Stephan Aarstol, founder and CEO of Tower Paddle Boards — a California-based start-up backed by billionaire investor Mark Cuban — began trialing a five-hour day across the company in June 2015.

Aarstol told CNBC in a phone interview that he wanted to attract people to the company who could work three times faster than others — but he noted the five-hour day "can certainly attract the wrong people."

"We started attracting two types of people," he said. "One was the type we wanted, and we also attracted these sloth-like people. We had to very quickly distinguish which type of person each applicant was."

As well as having to adapt to recruitment challenges, Aarstol said cutting the workday also led to an even bigger problem — he was losing workers, despite their earning high salaries and working fewer hours.

"I had a team of nine, and I lost four people within a 90-day period," he said. "One of them I fired, but the other three left. So I had all these great people that had five-hour workdays, and they were leaving the company."

Initially, Aarstol didn't understand why shorter days were failing as a retention tactic, particularly because productivity remained strong. He speculated that it came down to company culture.

"We're a start-up company where you're kind of in the trenches with everybody, and you form really strong bonds with people," Aarstol told CNBC. "We developed a really strong culture because of that. And when all of a sudden you're walking out of work at one o'clock, your outside world becomes much bigger — you don't have a strong bond with co-workers. And I think that's why it was very easy for people to leave."

"People don't leave a company; I think they leave the people they work with," he added. "So company culture sort of trumps everything else there, and we were sacrificing that for the five-hour workday."

He addressed that issue by modifying the policy in 2017, with Tower Paddle Boards now offering the five-hour day to employees for four months over the summer.

"Now I feel we're getting the bulk of the benefits," he said. "We're getting that start-up culture in the off season, and we're getting the benefits of squeezing people for time in the summer and all the productivity gains we realized there."

Across the Atlantic, Lasse Rheingans, CEO of Rheingans Digital Enabler — a marketing agency based in the German city of Bielefeld — encountered similar issues when he cut working hours in 2017. After introducing the policy, two of his employees left the company.

"I think for the first time in their career, they had the time to go home and really consider 'What do I want to do for myself?'" he said. "Some of them came to the conclusion, 'Hey, I would really love to do something else.' One of them started studying again — something completely different than he did before — and the other changed industries."

"I'm happy for them and I'm happy for the company, because they found their path," he added. "And they're not here not living up to their full potential."

However, Steve Glaveski, CEO of Australian consulting firm Collective Campus, argued poor retention rates were usually a sign of workers being a bad fit with a company. Collective Campus rolled out a five-hour day in October 2018, which has since evolved into an "ad hoc" approach that allows employees to be flexible with the length of their workday.

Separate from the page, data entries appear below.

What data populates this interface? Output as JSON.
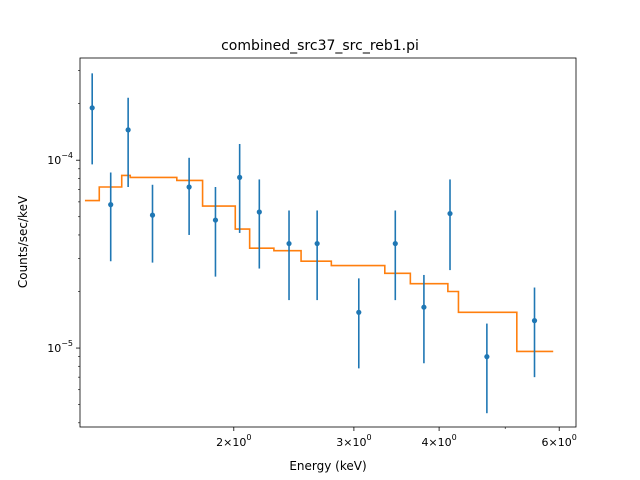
{
  "chart_data": {
    "type": "scatter",
    "title": "combined_src37_src_reb1.pi",
    "xlabel": "Energy (keV)",
    "ylabel": "Counts/sec/keV",
    "xscale": "log",
    "yscale": "log",
    "xlim": [
      1.19,
      6.35
    ],
    "ylim": [
      3.8e-06,
      0.00035
    ],
    "x_ticks": [
      {
        "value": 2,
        "base": "2×10",
        "exp": "0"
      },
      {
        "value": 3,
        "base": "3×10",
        "exp": "0"
      },
      {
        "value": 4,
        "base": "4×10",
        "exp": "0"
      },
      {
        "value": 6,
        "base": "6×10",
        "exp": "0"
      }
    ],
    "y_ticks": [
      {
        "value": 0.0001,
        "base": "10",
        "exp": "−4"
      },
      {
        "value": 1e-05,
        "base": "10",
        "exp": "−5"
      }
    ],
    "grid": false,
    "series": [
      {
        "kind": "errorbar",
        "color": "#1f77b4",
        "points": [
          {
            "x": 1.24,
            "y": 0.00019,
            "ylo": 9.5e-05,
            "yhi": 0.00029
          },
          {
            "x": 1.32,
            "y": 5.8e-05,
            "ylo": 2.9e-05,
            "yhi": 8.6e-05
          },
          {
            "x": 1.4,
            "y": 0.000145,
            "ylo": 7.2e-05,
            "yhi": 0.000215
          },
          {
            "x": 1.52,
            "y": 5.1e-05,
            "ylo": 2.85e-05,
            "yhi": 7.4e-05
          },
          {
            "x": 1.72,
            "y": 7.2e-05,
            "ylo": 4e-05,
            "yhi": 0.000103
          },
          {
            "x": 1.88,
            "y": 4.8e-05,
            "ylo": 2.4e-05,
            "yhi": 7.2e-05
          },
          {
            "x": 2.04,
            "y": 8.1e-05,
            "ylo": 4.1e-05,
            "yhi": 0.000122
          },
          {
            "x": 2.18,
            "y": 5.3e-05,
            "ylo": 2.65e-05,
            "yhi": 7.9e-05
          },
          {
            "x": 2.41,
            "y": 3.6e-05,
            "ylo": 1.8e-05,
            "yhi": 5.4e-05
          },
          {
            "x": 2.65,
            "y": 3.6e-05,
            "ylo": 1.8e-05,
            "yhi": 5.4e-05
          },
          {
            "x": 3.05,
            "y": 1.55e-05,
            "ylo": 7.8e-06,
            "yhi": 2.35e-05
          },
          {
            "x": 3.45,
            "y": 3.6e-05,
            "ylo": 1.8e-05,
            "yhi": 5.4e-05
          },
          {
            "x": 3.8,
            "y": 1.65e-05,
            "ylo": 8.3e-06,
            "yhi": 2.45e-05
          },
          {
            "x": 4.15,
            "y": 5.2e-05,
            "ylo": 2.6e-05,
            "yhi": 7.9e-05
          },
          {
            "x": 4.7,
            "y": 9e-06,
            "ylo": 4.5e-06,
            "yhi": 1.35e-05
          },
          {
            "x": 5.52,
            "y": 1.4e-05,
            "ylo": 7e-06,
            "yhi": 2.1e-05
          }
        ]
      },
      {
        "kind": "step",
        "color": "#ff7f0e",
        "steps": [
          {
            "x0": 1.21,
            "x1": 1.27,
            "y": 6.1e-05
          },
          {
            "x0": 1.27,
            "x1": 1.37,
            "y": 7.2e-05
          },
          {
            "x0": 1.37,
            "x1": 1.41,
            "y": 8.3e-05
          },
          {
            "x0": 1.41,
            "x1": 1.65,
            "y": 8.1e-05
          },
          {
            "x0": 1.65,
            "x1": 1.8,
            "y": 7.8e-05
          },
          {
            "x0": 1.8,
            "x1": 2.01,
            "y": 5.7e-05
          },
          {
            "x0": 2.01,
            "x1": 2.11,
            "y": 4.3e-05
          },
          {
            "x0": 2.11,
            "x1": 2.29,
            "y": 3.4e-05
          },
          {
            "x0": 2.29,
            "x1": 2.51,
            "y": 3.3e-05
          },
          {
            "x0": 2.51,
            "x1": 2.78,
            "y": 2.9e-05
          },
          {
            "x0": 2.78,
            "x1": 3.33,
            "y": 2.75e-05
          },
          {
            "x0": 3.33,
            "x1": 3.63,
            "y": 2.5e-05
          },
          {
            "x0": 3.63,
            "x1": 4.12,
            "y": 2.2e-05
          },
          {
            "x0": 4.12,
            "x1": 4.27,
            "y": 2e-05
          },
          {
            "x0": 4.27,
            "x1": 5.2,
            "y": 1.55e-05
          },
          {
            "x0": 5.2,
            "x1": 5.88,
            "y": 9.6e-06
          }
        ]
      }
    ]
  }
}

"If you hire people who are aligned with the values and mission of your organization, if they're motivated to do great work and contribute, then giving them time to pursue other hobbies or interests rarely results in them bailing," he told CNBC. "The only departures we've had since we made the move was terminations that we instigated, as opposed to resignations, and I think it's because we aim to hire values-aligned people and embody a hire slow, fire fast philosophy."

Redefining work

Both Aarstol and Rheingans, despite facing retention challenges, were advocates of the five-hour day and told CNBC they believed the traditional eight-hour workday would eventually become a thing of the past.

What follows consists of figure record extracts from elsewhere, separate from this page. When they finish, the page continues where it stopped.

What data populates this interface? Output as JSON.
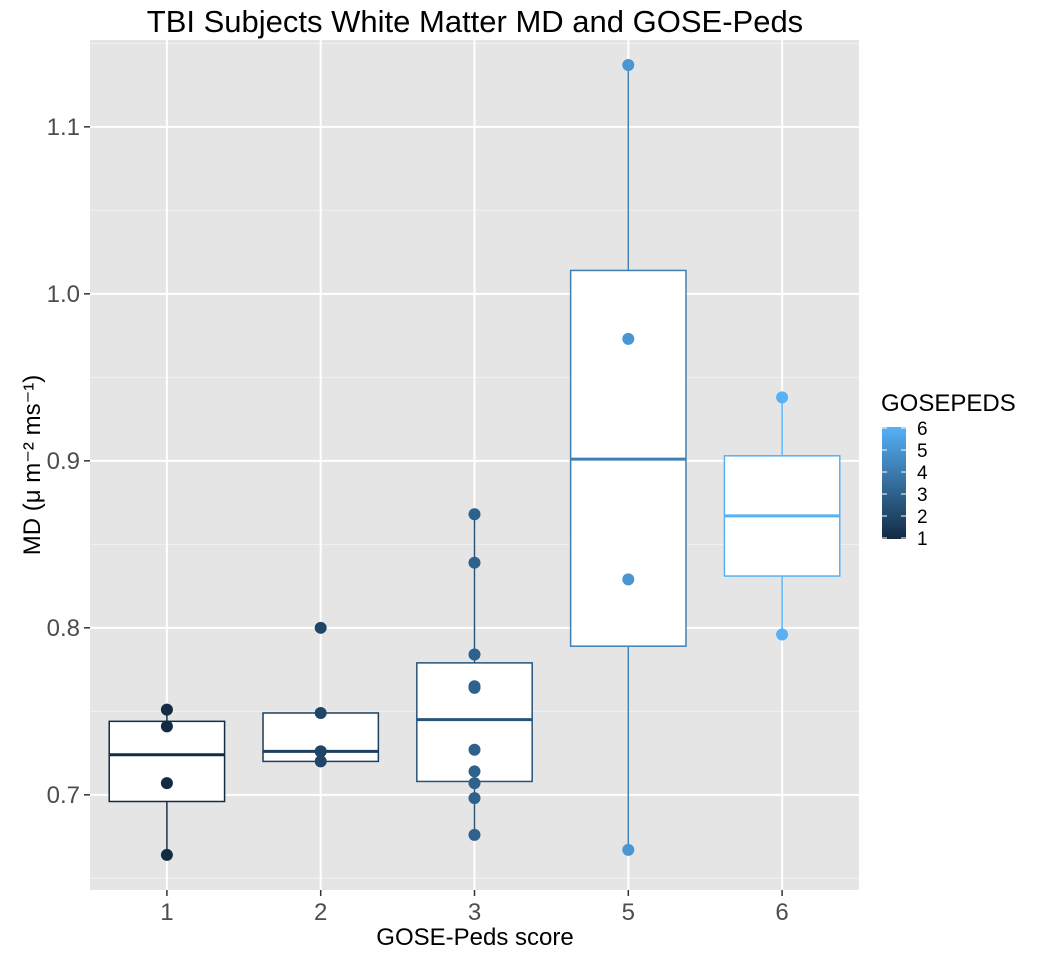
{
  "chart_data": {
    "type": "boxplot",
    "title": "TBI Subjects White Matter MD and GOSE-Peds",
    "xlabel": "GOSE-Peds score",
    "ylabel": "MD (μ m⁻² ms⁻¹)",
    "categories": [
      "1",
      "2",
      "3",
      "5",
      "6"
    ],
    "ylim": [
      0.643,
      1.152
    ],
    "y_ticks": [
      0.7,
      0.8,
      0.9,
      1.0,
      1.1
    ],
    "y_tick_labels": [
      "0.7",
      "0.8",
      "0.9",
      "1.0",
      "1.1"
    ],
    "grid": true,
    "boxes": [
      {
        "category": "1",
        "gosepeds": 1,
        "whisker_low": 0.664,
        "q1": 0.696,
        "median": 0.724,
        "q3": 0.744,
        "whisker_high": 0.751,
        "color": "#132B43"
      },
      {
        "category": "2",
        "gosepeds": 2,
        "whisker_low": 0.72,
        "q1": 0.72,
        "median": 0.726,
        "q3": 0.749,
        "whisker_high": 0.749,
        "color": "#1D3F5E"
      },
      {
        "category": "3",
        "gosepeds": 3,
        "whisker_low": 0.676,
        "q1": 0.708,
        "median": 0.745,
        "q3": 0.779,
        "whisker_high": 0.868,
        "color": "#28547A"
      },
      {
        "category": "5",
        "gosepeds": 5,
        "whisker_low": 0.667,
        "q1": 0.789,
        "median": 0.901,
        "q3": 1.014,
        "whisker_high": 1.137,
        "color": "#3E7FB5"
      },
      {
        "category": "6",
        "gosepeds": 6,
        "whisker_low": 0.796,
        "q1": 0.831,
        "median": 0.867,
        "q3": 0.903,
        "whisker_high": 0.938,
        "color": "#56B1F7"
      }
    ],
    "points": [
      {
        "category": "1",
        "gosepeds": 1,
        "values": [
          0.751,
          0.741,
          0.707,
          0.664
        ]
      },
      {
        "category": "2",
        "gosepeds": 2,
        "values": [
          0.8,
          0.749,
          0.726,
          0.726,
          0.72
        ]
      },
      {
        "category": "3",
        "gosepeds": 3,
        "values": [
          0.868,
          0.839,
          0.784,
          0.765,
          0.764,
          0.727,
          0.714,
          0.707,
          0.698,
          0.676
        ]
      },
      {
        "category": "5",
        "gosepeds": 5,
        "values": [
          1.137,
          0.973,
          0.829,
          0.667
        ]
      },
      {
        "category": "6",
        "gosepeds": 6,
        "values": [
          0.938,
          0.796
        ]
      }
    ],
    "legend": {
      "title": "GOSEPEDS",
      "position": "right",
      "type": "colorbar",
      "labels": [
        "6",
        "5",
        "4",
        "3",
        "2",
        "1"
      ],
      "low_color": "#132B43",
      "high_color": "#56B1F7",
      "range": [
        1,
        6
      ]
    }
  }
}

"I think the shorter day will catch on everywhere 20 years from now," Aarstol said. "There will be different ways of doing it, there's going to be a bunch of experiments. It's just part of the advance of society."

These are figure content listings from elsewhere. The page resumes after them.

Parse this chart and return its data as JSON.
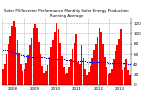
{
  "title": "Solar PV/Inverter Performance Monthly Solar Energy Production Running Average",
  "bar_color": "#ff0000",
  "avg_color": "#0000ff",
  "background_color": "#ffffff",
  "grid_color": "#b0b0b0",
  "values": [
    32,
    40,
    60,
    80,
    95,
    115,
    125,
    112,
    88,
    62,
    40,
    28,
    32,
    42,
    58,
    78,
    92,
    110,
    118,
    110,
    84,
    60,
    36,
    24,
    28,
    38,
    54,
    74,
    88,
    102,
    120,
    108,
    82,
    56,
    34,
    22,
    24,
    34,
    50,
    70,
    82,
    98,
    44,
    40,
    78,
    52,
    32,
    20,
    26,
    36,
    52,
    68,
    80,
    94,
    110,
    102,
    80,
    54,
    34,
    22,
    24,
    32,
    50,
    65,
    78,
    90,
    108,
    30,
    34,
    50,
    30,
    20
  ],
  "running_avg": [
    68,
    68,
    67,
    66,
    65,
    64,
    63,
    62,
    61,
    60,
    59,
    58,
    57,
    56,
    56,
    55,
    55,
    55,
    55,
    55,
    55,
    55,
    54,
    54,
    53,
    52,
    52,
    51,
    51,
    51,
    51,
    51,
    51,
    50,
    50,
    49,
    49,
    48,
    48,
    47,
    47,
    47,
    46,
    46,
    46,
    46,
    46,
    45,
    45,
    45,
    44,
    44,
    44,
    44,
    44,
    44,
    44,
    44,
    44,
    43,
    43,
    43,
    43,
    43,
    43,
    43,
    43,
    42,
    42,
    42,
    41,
    41
  ],
  "ylim": [
    0,
    130
  ],
  "yticks": [
    0,
    20,
    40,
    60,
    80,
    100,
    120
  ],
  "ytick_labels": [
    "0",
    "20",
    "40",
    "60",
    "80",
    "100",
    "120"
  ],
  "n_bars": 72,
  "year_positions": [
    0,
    12,
    24,
    36,
    48,
    60
  ],
  "year_labels": [
    "2008",
    "2009",
    "2010",
    "2011",
    "2012",
    "2013"
  ]
}
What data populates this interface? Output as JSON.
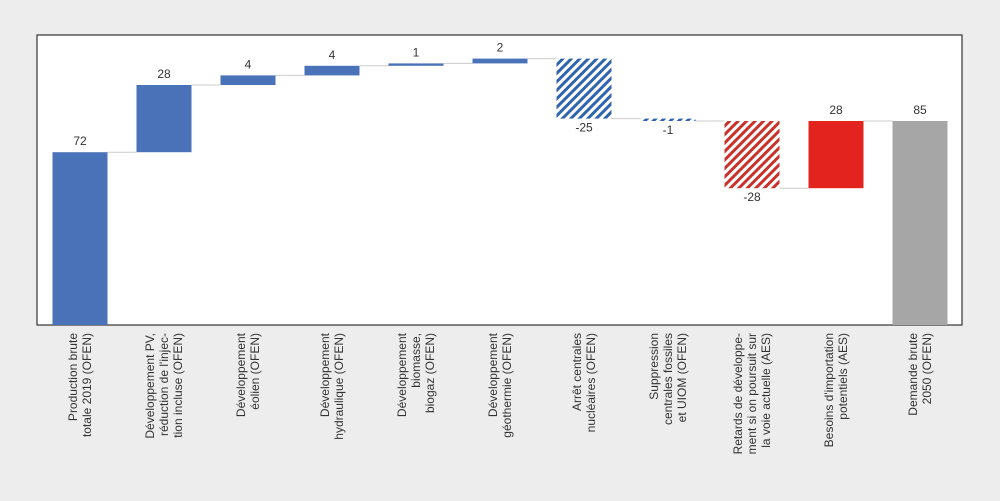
{
  "chart_data": {
    "type": "waterfall",
    "categories": [
      [
        "Production brute",
        "totale 2019 (OFEN)"
      ],
      [
        "Développement PV,",
        "réduction de l'injec-",
        "tion incluse (OFEN)"
      ],
      [
        "Développement",
        "éolien (OFEN)"
      ],
      [
        "Développement",
        "hydraulique (OFEN)"
      ],
      [
        "Développement",
        "biomasse,",
        "biogaz (OFEN)"
      ],
      [
        "Développement",
        "géothermie (OFEN)"
      ],
      [
        "Arrêt centrales",
        "nucléaires (OFEN)"
      ],
      [
        "Suppression",
        "centrales fossiles",
        "et UIOM (OFEN)"
      ],
      [
        "Retards de développe-",
        "ment si on poursuit sur",
        "la voie actuelle (AES)"
      ],
      [
        "Besoins d'importation",
        "potentiels (AES)"
      ],
      [
        "Demande brute",
        "2050 (OFEN)"
      ]
    ],
    "values": [
      72,
      28,
      4,
      4,
      1,
      2,
      -25,
      -1,
      -28,
      28,
      85
    ],
    "is_total": [
      true,
      false,
      false,
      false,
      false,
      false,
      false,
      false,
      false,
      false,
      true
    ],
    "colors": [
      "#4a72b8",
      "#4a72b8",
      "#4a72b8",
      "#4a72b8",
      "#4a72b8",
      "#4a72b8",
      "#2f65ad",
      "#2f65ad",
      "#c8322b",
      "#e3241e",
      "#a6a6a6"
    ],
    "hatched": [
      false,
      false,
      false,
      false,
      false,
      false,
      true,
      true,
      true,
      false,
      false
    ],
    "ylim": [
      0,
      120
    ]
  }
}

"Every job is undergoing drastic changes because of automation and technology," Rheingans added. "We really have to reconsider what work is. I'm not saying the five-hour workday is feasible for everyone, but we have to consider alternatives to the eight-hour workday because that doesn't make sense."

According to Glaveski of Collective Campus, the feasibility of a five-hour day comes down to individual industries.

"In certain industries it makes sense to work more hours, up to a certain point — but in a knowledge work economy, it's not about widgets coming off an assembly line," he said.

Glaveski added that his workforce had a more positive attitude since hours had been reduced.

"Their emotional wellbeing is higher, they have more time to invest into personal relationships and more time to explore things that fill them with joy," he told CNBC. "This comes back into how they perform. I haven't noticed a dip in productivity — while the team has gotten smaller, revenue is higher."